Through study data standardization brought by CDISC SEND, data visualization tools are now being used to facilitate study interpretation. We will explore some of the advantages of interactive data visualizations, some of the specific views that are enabling faster high-quality study interpretations, and how extending these capabilities to cross-study analysis may unlock even greater value.
The US FDA Center for Drug Evaluation and Research (CDER) is implementing the use of software tools that allow nonclinical reviewers to take advantage of the availability of SEND datasets. Reviewers will be able to analyze study results from multiple perspectives, as they will no longer be limited by the single perspective presented by the static tables and figures in PDF study reports. The use of SEND datasets is expected to increase the efficiency of nonclinical review processes and lead to more informed regulatory decision-making.
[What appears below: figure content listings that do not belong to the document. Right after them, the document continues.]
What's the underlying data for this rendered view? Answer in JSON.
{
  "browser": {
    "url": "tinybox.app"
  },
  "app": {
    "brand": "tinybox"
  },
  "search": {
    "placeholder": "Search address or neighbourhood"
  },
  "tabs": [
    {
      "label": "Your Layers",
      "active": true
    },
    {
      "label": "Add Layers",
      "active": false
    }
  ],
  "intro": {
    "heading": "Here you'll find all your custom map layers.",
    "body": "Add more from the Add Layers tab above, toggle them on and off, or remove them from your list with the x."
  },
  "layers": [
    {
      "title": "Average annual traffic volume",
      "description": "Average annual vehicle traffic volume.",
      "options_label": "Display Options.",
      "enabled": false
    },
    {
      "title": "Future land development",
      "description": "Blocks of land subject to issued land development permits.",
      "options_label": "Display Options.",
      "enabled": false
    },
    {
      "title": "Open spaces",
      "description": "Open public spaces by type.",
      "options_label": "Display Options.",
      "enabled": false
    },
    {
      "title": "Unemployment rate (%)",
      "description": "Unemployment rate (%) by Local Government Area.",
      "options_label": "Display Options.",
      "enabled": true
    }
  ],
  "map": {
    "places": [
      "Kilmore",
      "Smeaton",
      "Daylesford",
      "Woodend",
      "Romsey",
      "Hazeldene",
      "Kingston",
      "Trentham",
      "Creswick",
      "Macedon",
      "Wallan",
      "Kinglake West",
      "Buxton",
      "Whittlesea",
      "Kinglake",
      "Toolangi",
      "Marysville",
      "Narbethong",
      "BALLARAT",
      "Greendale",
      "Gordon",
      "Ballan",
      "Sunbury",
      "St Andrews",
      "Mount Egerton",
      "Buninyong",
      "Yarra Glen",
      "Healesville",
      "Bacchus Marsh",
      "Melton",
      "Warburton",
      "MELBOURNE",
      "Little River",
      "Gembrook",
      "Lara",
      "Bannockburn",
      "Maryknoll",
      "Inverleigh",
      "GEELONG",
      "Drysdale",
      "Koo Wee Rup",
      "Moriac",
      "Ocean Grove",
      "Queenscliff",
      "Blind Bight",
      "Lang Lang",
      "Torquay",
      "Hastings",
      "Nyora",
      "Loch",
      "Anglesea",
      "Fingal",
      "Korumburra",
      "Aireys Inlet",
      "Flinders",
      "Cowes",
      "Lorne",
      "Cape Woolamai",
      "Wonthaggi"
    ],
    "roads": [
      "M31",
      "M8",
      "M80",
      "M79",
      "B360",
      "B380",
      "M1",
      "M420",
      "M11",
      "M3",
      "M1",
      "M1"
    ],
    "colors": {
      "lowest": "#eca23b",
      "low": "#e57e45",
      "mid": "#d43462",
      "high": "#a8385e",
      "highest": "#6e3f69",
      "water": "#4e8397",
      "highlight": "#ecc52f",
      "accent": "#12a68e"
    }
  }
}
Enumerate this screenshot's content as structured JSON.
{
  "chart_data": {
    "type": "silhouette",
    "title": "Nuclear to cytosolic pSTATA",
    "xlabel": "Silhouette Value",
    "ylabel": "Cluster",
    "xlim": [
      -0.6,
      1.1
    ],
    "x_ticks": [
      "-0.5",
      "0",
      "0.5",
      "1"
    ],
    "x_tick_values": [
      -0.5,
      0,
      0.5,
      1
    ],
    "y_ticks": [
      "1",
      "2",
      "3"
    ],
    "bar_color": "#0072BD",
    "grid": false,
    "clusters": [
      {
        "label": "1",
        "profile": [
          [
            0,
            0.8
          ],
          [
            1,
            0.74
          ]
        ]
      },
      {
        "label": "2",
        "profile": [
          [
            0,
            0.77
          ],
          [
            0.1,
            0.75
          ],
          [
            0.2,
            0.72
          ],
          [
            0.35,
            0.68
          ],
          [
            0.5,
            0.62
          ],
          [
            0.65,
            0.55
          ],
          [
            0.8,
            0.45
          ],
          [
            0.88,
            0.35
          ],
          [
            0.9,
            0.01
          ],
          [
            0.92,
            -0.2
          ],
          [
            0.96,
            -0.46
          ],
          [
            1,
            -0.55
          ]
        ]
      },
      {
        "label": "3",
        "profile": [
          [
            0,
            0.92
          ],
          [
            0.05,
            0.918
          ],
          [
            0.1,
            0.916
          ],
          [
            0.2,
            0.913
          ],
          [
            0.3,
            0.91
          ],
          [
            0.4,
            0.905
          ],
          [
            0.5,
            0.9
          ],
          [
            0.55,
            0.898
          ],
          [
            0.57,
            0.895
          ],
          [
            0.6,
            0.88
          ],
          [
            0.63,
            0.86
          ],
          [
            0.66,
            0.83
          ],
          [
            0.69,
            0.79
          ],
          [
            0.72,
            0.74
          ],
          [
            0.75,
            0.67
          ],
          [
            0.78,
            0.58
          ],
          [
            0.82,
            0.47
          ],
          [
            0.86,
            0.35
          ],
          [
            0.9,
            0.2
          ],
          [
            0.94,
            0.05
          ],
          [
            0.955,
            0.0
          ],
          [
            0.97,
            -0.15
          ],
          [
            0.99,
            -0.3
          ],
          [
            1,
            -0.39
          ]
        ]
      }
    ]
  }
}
Submission of quality SEND datasets to the US FDA is necessary for reviewers to effectively review the data. Awareness of frequent data standard implementation issues identified by the US FDA, which impact the usability of the data, will improve the quality of future submissions. A better understanding of the Technical Rejection Criteria and the Technical Conformance Guide is also expected to improve the submission of SEND datasets to the US FDA and ultimately improve the regulatory review process.